Lamborghini has built two Temerario Ad Personam cars for the 2026 Goodwood Festival of Speed, introducing pinstripe wool to one of its production models for the first time.
The pair takes its cues from Italian tailoring rather than motorsport liveries.
Fine lines run across the bodywork like marks on an early design sketch, tracing the Temerario’s surfaces and proportions.
They are intended to resemble the construction lines used by designers before a shape reaches production.
One car is finished in matt Grigio Crater with a contrasting Grigio Artis graphic.
The other combines Celeste Fedra paint with Bianco Phanes accents and the matt Alleggerita package, giving the same sketch theme a brighter appearance. Lamborghini has made only these two examples in the respective specifications shown at Goodwood.
The larger change is inside. Lamborghini has developed a material called Gessato, using virgin wool with a black base and silver pinstripes.
It appears on the door panels, rear bulkhead and roof lining, alongside leather, visible carbon fibre, embroidered details and dedicated stitching.
The pinstripe is deliberately broken rather than continuous, avoiding the formal look of a conventional suit fabric.

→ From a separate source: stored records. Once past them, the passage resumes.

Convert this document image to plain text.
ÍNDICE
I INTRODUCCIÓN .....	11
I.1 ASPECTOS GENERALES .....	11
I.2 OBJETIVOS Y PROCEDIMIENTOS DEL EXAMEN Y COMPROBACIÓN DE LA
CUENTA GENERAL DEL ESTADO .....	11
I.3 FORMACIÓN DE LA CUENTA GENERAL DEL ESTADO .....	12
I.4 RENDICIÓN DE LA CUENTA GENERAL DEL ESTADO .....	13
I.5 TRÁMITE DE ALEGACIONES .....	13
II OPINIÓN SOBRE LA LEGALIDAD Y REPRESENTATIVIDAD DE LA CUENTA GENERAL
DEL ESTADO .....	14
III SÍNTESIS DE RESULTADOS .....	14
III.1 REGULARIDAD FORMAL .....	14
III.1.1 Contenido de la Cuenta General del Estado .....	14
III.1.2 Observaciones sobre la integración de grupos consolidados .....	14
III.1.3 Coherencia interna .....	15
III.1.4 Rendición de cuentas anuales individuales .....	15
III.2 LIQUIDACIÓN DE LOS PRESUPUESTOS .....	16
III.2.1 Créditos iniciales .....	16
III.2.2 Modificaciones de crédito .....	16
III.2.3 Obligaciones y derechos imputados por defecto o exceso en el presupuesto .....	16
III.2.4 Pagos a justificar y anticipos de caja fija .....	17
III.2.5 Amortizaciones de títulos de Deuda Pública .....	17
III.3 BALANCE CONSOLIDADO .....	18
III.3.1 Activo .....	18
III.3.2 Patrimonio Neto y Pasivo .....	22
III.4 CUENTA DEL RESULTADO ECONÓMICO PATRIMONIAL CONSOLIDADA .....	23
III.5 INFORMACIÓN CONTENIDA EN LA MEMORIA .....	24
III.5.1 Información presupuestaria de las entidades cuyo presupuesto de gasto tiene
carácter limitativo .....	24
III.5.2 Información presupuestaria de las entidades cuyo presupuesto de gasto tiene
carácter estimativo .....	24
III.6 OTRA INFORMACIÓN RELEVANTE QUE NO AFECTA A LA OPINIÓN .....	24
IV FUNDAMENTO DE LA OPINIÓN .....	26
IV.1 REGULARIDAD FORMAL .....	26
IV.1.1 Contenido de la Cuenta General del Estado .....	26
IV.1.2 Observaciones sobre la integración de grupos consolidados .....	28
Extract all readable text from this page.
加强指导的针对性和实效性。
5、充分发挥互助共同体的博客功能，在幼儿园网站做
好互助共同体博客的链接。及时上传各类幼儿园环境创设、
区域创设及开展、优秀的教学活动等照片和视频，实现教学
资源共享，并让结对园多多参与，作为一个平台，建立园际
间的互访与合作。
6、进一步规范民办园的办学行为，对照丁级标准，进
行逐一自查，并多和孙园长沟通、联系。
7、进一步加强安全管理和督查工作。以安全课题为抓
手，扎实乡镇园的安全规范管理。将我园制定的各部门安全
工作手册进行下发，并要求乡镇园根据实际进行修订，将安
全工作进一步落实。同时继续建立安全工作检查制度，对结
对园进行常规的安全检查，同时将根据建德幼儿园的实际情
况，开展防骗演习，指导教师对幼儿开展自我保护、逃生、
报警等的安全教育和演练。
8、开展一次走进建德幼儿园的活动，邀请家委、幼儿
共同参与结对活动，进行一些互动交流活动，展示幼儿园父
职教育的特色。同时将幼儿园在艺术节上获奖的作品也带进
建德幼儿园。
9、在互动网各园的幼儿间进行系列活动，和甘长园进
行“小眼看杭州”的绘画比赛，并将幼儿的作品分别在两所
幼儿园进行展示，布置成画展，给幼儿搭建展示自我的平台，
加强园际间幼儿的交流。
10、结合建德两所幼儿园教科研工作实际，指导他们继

Different yarns also change its appearance under light, adding texture without relying on printed graphics. Silver leather sections repeat the stripe colour and connect the wool with the surrounding carbon-fibre trim.
This is the first time Lamborghini has used wool in the cabin of a production car.
The material adds a softer surface to an interior otherwise defined by displays, angular forms and exposed composite components.
It is reserved for one of the two Goodwood cars.
The Temerario fitted with the Alleggerita package substitutes Corsa Tex by Dinamica, a lighter technical fabric that retains the interrupted silver stripe while supporting the package’s weight-saving purpose.
Lamborghini said the alternative also provides the body support required during faster driving.
Both cars were created at the factory by Lamborghini’s Ad Personam division with its Centro Stile design team.
The programme lets customers specify exterior finishes, upholstery, stitching, embroidery and other details with help from Lamborghini specialists. The Goodwood cars concentrate on materials and colour rather than mechanical changes.
Chairman and chief executive Stephan Winkelmann said the project shows how personalisation can reflect an owner’s preferences without changing the design and performance character of the car.
Underneath the tailoring theme, the Temerario remains Lamborghini’s plug-in hybrid replacement for the Huracán.
Its new 4.0-litre twin-turbo V8 produces 800PS between 9,000 and 9,750rpm and can reach 10,000rpm.
Three electric motors raise total output to 677kW, or 920PS. Lamborghini quotes 0-100kph in 2.7 seconds, 0-200kph in 7.1 seconds and a top speed of 343kph.
The Temerario also uses a new aluminium spaceframe. Lamborghini says torsional stiffness has increased by 24% over its predecessor, supporting the car’s aerodynamics and chassis control.
No mechanical changes are involved; the two cars differ through their paintwork, trim and cabin materials.